Horav Chaim Shmuelevitz, zl, explains that had the Jews been commanded to give up their lives by entering the water, they would have jumped at the opportunity. They would not have held back for a minute. Now, however, they were being instructed to enter the water – and live! This was a different situation. To enter the raging waters as if one were walking on dry land requires an incredibly high level of faith. The Tribes had not yet arrived there. To die for Hashem – they were ready. To enter a raging, stormy sea and feel that one is taking a walk on the beach is more than that generation was capable of processing.
This, explains the Rosh Yeshivah, is the underlying meaning of Hashem’s tribute to the Jewish people. Zocharti lach chesed ne’urayich… lechteich Acharai bamidbar b’eretz lo zerua. “I remember for your sake the kindness of your youth… how you followed Me in a wildness in unsown land” (Yirmiyah 2:2).

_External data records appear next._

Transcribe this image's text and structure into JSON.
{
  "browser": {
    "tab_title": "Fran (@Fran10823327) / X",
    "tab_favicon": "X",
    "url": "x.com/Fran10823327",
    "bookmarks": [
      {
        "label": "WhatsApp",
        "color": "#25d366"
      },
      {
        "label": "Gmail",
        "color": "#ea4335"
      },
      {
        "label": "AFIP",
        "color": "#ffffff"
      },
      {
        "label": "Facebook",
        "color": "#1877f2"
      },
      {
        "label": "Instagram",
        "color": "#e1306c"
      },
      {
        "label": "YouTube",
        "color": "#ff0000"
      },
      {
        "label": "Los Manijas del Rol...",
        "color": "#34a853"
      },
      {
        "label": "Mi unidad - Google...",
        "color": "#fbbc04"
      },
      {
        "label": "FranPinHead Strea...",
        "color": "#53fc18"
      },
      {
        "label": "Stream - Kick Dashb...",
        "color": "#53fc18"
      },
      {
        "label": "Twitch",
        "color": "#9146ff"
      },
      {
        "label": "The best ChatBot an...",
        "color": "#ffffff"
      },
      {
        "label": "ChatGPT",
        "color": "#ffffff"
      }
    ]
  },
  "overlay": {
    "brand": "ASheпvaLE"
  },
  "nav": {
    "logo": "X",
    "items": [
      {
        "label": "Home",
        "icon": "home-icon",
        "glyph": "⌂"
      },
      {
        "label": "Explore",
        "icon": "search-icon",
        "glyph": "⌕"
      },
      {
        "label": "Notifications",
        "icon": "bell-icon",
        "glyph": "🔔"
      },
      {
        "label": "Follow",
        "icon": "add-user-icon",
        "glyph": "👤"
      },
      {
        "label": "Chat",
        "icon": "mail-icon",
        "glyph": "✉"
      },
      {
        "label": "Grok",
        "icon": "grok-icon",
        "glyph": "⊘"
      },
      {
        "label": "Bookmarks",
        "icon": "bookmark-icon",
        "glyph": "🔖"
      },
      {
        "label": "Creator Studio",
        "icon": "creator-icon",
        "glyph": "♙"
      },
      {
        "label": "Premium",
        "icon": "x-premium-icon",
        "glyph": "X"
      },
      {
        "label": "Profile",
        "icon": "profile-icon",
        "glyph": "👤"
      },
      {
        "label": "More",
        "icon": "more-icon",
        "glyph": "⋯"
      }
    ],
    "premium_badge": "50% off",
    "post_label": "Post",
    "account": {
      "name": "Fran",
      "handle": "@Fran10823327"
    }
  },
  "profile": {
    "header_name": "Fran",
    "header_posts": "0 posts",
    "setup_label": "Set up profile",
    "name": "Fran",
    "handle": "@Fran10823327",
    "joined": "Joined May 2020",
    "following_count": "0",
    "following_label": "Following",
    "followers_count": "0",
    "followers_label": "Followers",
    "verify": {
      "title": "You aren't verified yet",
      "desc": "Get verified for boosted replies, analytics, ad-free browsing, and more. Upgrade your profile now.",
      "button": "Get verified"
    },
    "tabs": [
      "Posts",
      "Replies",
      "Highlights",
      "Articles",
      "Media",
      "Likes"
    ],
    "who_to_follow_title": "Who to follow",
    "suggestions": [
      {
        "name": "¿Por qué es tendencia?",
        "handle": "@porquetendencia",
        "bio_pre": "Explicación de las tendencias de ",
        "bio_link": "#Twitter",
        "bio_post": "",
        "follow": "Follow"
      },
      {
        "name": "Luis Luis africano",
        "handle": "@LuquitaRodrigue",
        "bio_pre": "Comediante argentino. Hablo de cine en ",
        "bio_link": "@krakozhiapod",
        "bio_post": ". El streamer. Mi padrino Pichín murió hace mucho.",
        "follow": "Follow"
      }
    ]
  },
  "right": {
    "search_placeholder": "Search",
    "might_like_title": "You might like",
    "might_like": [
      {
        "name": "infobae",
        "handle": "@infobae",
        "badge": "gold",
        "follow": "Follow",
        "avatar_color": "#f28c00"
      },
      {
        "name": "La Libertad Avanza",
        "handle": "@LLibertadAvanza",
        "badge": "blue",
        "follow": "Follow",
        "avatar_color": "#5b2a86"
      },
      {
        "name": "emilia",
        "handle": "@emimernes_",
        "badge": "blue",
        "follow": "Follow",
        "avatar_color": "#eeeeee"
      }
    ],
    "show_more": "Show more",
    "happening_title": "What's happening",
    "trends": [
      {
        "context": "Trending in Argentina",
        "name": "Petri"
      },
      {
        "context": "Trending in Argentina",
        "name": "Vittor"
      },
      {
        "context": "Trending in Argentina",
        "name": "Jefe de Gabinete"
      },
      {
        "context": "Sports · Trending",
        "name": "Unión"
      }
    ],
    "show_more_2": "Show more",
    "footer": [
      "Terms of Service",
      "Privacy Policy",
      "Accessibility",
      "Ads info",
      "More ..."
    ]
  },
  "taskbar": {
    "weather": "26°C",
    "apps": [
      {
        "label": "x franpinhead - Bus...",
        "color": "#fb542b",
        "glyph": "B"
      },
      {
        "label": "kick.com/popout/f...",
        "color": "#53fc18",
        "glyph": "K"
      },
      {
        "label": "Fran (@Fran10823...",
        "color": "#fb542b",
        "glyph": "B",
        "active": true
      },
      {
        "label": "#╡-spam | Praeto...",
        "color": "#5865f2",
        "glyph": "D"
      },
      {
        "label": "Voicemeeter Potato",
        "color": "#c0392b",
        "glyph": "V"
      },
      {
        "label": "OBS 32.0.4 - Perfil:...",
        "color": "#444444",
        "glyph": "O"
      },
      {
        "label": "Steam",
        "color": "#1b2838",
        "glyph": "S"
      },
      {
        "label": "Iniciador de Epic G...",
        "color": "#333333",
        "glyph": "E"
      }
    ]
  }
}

` The emphasis should be placed on the lechteich Acharai, “How you followed Me.” They were following Hashem. The fact that they were traveling through a bitter, desolate wilderness is of no consequence, because they did not sense the bitterness or the desolation. They were following Hashem. Nothing else mattered. This is very much like an infant being held in its mother’s embrace. He or she has no regard to the circumstances which surround it. As long as his/her mother holds the infant, the child is unaware of anything else. This is the true meaning of trust in the Almighty.
Horav Yosef Hochgelernter, zl, author of the Mishnas Chachamim, explains that this is the reason we shut our eyes — or cover them — when we recite Shema Yisrael. When we declare our faith in Hashem, we do not need to see anything. We need no support in our faith. We trust only in Hashem.